Is this a bug? Has anyone encountered this issue before?
【TiDB Operator Version】: 1.3.7
【K8s Version】: 1.20 & containerd 1.2.10

| username: xfworld | Original post link

What service does the current K8S environment rely on to support domains? Can it meet the basic requirements of the TiDB operator?

image

| username: yiduoyunQ | Original post link

Have you configured tc.clusterDomain? Can you provide the configuration of tc?

| username: TiDBer_3VVmUc3d | Original post link

The current K8S environment uses CoreDNS for support, and there should be no issues with the prepared environment content;
The tc.clusterDomain field is not set, and the tc configuration should be completely consistent with the quickstart.

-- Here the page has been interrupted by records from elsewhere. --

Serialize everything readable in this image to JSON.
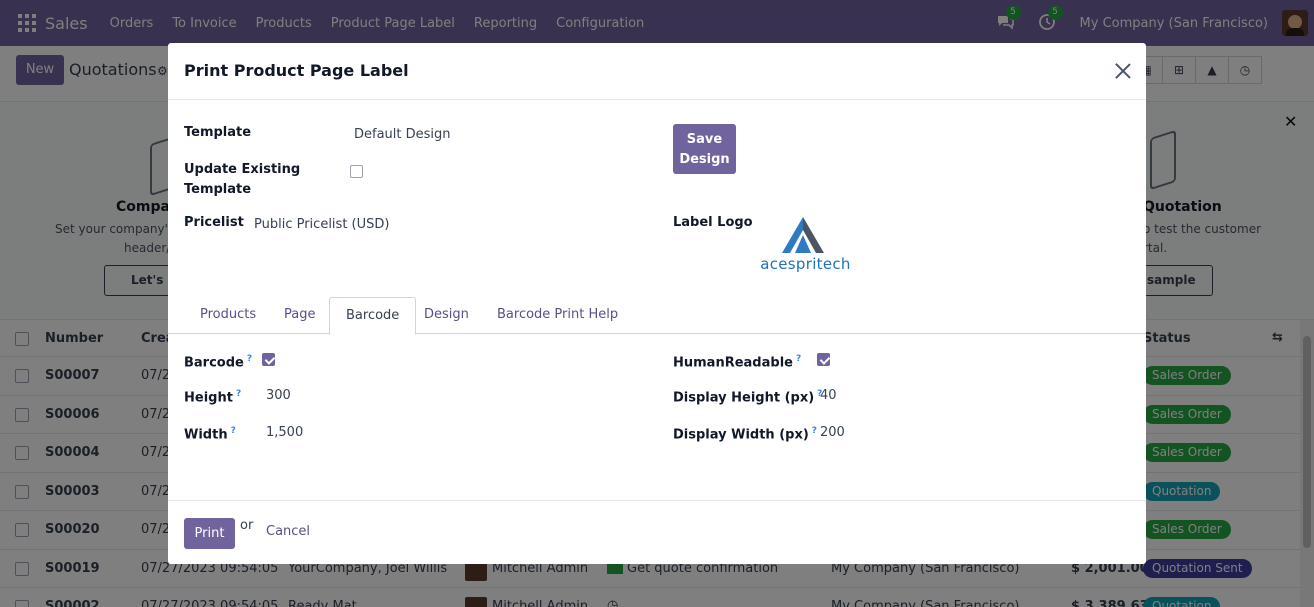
{
  "navbar": {
    "app_name": "Sales",
    "menu": [
      "Orders",
      "To Invoice",
      "Products",
      "Product Page Label",
      "Reporting",
      "Configuration"
    ],
    "chat_badge": "5",
    "activity_badge": "5",
    "company": "My Company (San Francisco)"
  },
  "control": {
    "new_label": "New",
    "breadcrumb": "Quotations"
  },
  "banner": {
    "company_title": "Compan",
    "company_text_1": "Set your company's",
    "company_text_2": "header/",
    "company_button": "Let's s",
    "quotation_title": "Quotation",
    "quotation_text_1": "o test the customer",
    "quotation_text_2": "rtal.",
    "quotation_button": "sample"
  },
  "list": {
    "headers": {
      "number": "Number",
      "creation": "Crea",
      "status": "Status"
    },
    "rows": [
      {
        "number": "S00007",
        "date": "07/2",
        "status": "Sales Order",
        "status_color": "#28a745"
      },
      {
        "number": "S00006",
        "date": "07/2",
        "status": "Sales Order",
        "status_color": "#28a745"
      },
      {
        "number": "S00004",
        "date": "07/2",
        "status": "Sales Order",
        "status_color": "#28a745"
      },
      {
        "number": "S00003",
        "date": "07/2",
        "status": "Quotation",
        "status_color": "#17a2b8"
      },
      {
        "number": "S00020",
        "date": "07/2",
        "status": "Sales Order",
        "status_color": "#28a745"
      },
      {
        "number": "S00019",
        "date": "07/27/2023 09:54:05",
        "customer": "YourCompany, Joel Willis",
        "salesperson": "Mitchell Admin",
        "activity": "Get quote confirmation",
        "company": "My Company (San Francisco)",
        "total": "$ 2,001.00",
        "status": "Quotation Sent",
        "status_color": "#3c3f9c"
      },
      {
        "number": "S00002",
        "date": "07/27/2023 09:54:05",
        "customer": "Ready Mat",
        "salesperson": "Mitchell Admin",
        "activity": "",
        "company": "My Company (San Francisco)",
        "total": "$ 3,389.63",
        "status": "Quotation",
        "status_color": "#17a2b8"
      }
    ]
  },
  "modal": {
    "title": "Print Product Page Label",
    "template_label": "Template",
    "template_value": "Default Design",
    "update_label_1": "Update Existing",
    "update_label_2": "Template",
    "update_checked": false,
    "save_label_1": "Save",
    "save_label_2": "Design",
    "pricelist_label": "Pricelist",
    "pricelist_value": "Public Pricelist (USD)",
    "logo_label": "Label Logo",
    "logo_text": "acespritech",
    "tabs": [
      "Products",
      "Page",
      "Barcode",
      "Design",
      "Barcode Print Help"
    ],
    "active_tab": "Barcode",
    "barcode": {
      "barcode_label": "Barcode",
      "barcode_checked": true,
      "height_label": "Height",
      "height_value": "300",
      "width_label": "Width",
      "width_value": "1,500",
      "human_label": "HumanReadable",
      "human_checked": true,
      "display_height_label": "Display Height (px)",
      "display_height_value": "40",
      "display_width_label": "Display Width (px)",
      "display_width_value": "200",
      "help_mark": "?"
    },
    "print_label": "Print",
    "or_label": "or",
    "cancel_label": "Cancel"
  },
  "colors": {
    "brand": "#71639e",
    "link": "#5b4e86"
  }
}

I have now found the issue. In the manager/member/template.go file, in the pd startup script pdStartScriptTpl (after the recent GitHub update, it is in the tidb-operator/charts/tidb-cluster/templates/scripts/_start_pd.sh.tpl file), there is this line:

POD_NAME=${POD_NAME:-$HOSTNAME}

If kubelet does not inject $POD_NAME into the container, the value obtained by $HOSTNAME contains not only the container’s hostname but also many svc, namespace, etc., resulting in an incorrect domain. This line should be changed to:

POD_NAME=${POD_NAME:-$(hostname)}

After making this change, the result is now correct on my end.

| username: Min_Chen | Original post link

Hi, can you provide your tc definition yaml and pod yaml output?
Also, kubectl -nkube-system get cm/coredns -oyaml --export
and kubectl -ntidb-test exec -ti tidb4012-pd-0 – cat /etc/resolv.conf

| username: TiDBer_3VVmUc3d | Original post link

The tc yaml has not been modified, tidb-operator/examples/basic/tidb-cluster.yaml at master · pingcap/tidb-operator · GitHub
The pod’s yaml basic-pd-0.yaml (5.1 KB)
cm/coredns yaml cm-coredns.yaml (1.1 KB)

/etc/resolv.conf

    search tidb-cluster.svc.cluster.local svc.cluster.local cluster.local
    nameserver 22.0.0.10
    options ndots:5

I think we also need to pay attention to this, the result of the command in kubectl -n tidb-cluster exec -it basic-pd-0 -- sh

    / # echo $HOSTNAME
    basic-pd-0.basic-pd-peer.tidb-cluster.svc.cluster.local
    / # hostname
    basic-pd-0
| username: Min_Chen | Original post link

I couldn’t reproduce your issue locally.
I noticed the word “ali” in your YAML file. Could you please explain how your environment was created? How were the TiDB operator and TiDB cluster deployed?

| username: TiDBer_3VVmUc3d | Original post link

The k8s environment is Alibaba ACK managed version, version 1.20.4, and the deployment method follows the steps in the TiDB quick start guide.

| username: TiDBer_I9wlKOqz | Original post link

I also encountered this error, how did you solve it?